Mechanistic Insights
Limertinib, as a third-generation EGFR TKI, irreversibly inhibits both sensitising and resistance-conferring EGFR mutations, with enhanced blood-brain barrier penetration, potentially explaining improved efficacy and CNS metastasis control. Its selectivity spares wild-type EGFR, reducing off-target toxicity relative to first-generation TKIs like gefitinib.
Expert Commentary
Leading oncologists emphasize the clinical importance of this trial, highlighting that limertinib’s marked PFS advantage could translate into improved quality of life and delayed need for subsequent therapies. Current guidelines increasingly favor third-generation EGFR TKIs in first-line management of EGFR-mutated NSCLC, and this study supports inclusion of limertinib as a new therapeutic option.
Controversies and Limitations
Limitations include conduct exclusively in Chinese centers, which may affect generalizability to other ethnic populations. Overall survival data are pending, which are critical for assessing long-term benefit. Additionally, CNS metastasis subgroups require further analysis to confirm intracranial efficacy.
Conclusion
This phase 3 trial demonstrates that limertinib offers superior efficacy and comparable safety to gefitinib for first-line treatment of locally advanced or metastatic NSCLC with EGFR-sensitising mutations. Limertinib should be considered a valuable addition to the therapeutic armamentarium, addressing an unmet need for improved outcomes in this patient population.
References
- Soria J-C, Ohe Y, Vansteenkiste J, et al. Osimertinib in Untreated EGFR-Mutated Advanced Non-Small-Cell Lung Cancer. N Engl J Med. 2018;378(2):113-125.

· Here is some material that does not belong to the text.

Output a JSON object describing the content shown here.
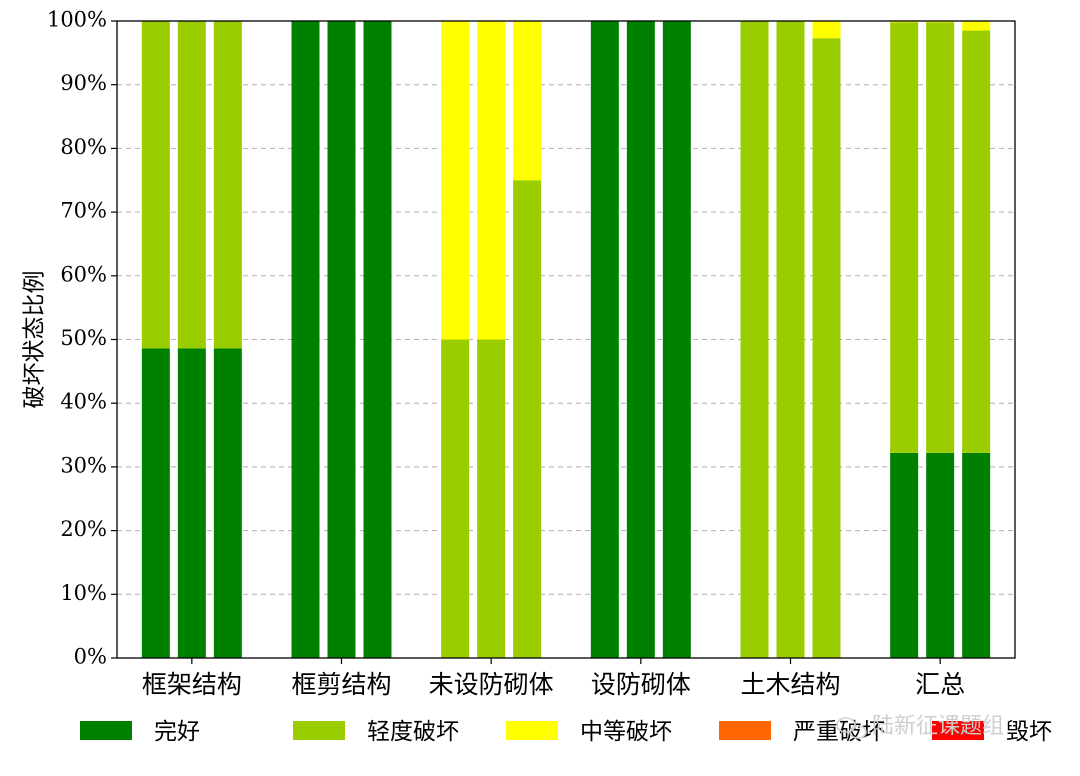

- Wu YL, Zhou C, Hu CP, et al. Afatinib versus cisplatin plus gemcitabine for first-line treatment of Asian patients with advanced non-small-cell lung cancer harboring EGFR mutations (LUX-Lung 6): an open-label, randomized phase 3 trial. Lancet Oncol. 2014;15(2):213-222.
- ClinicalTrials.gov. NCT04143607. Efficacy and Safety of Limertinib in NSCLC. Accessed 2024.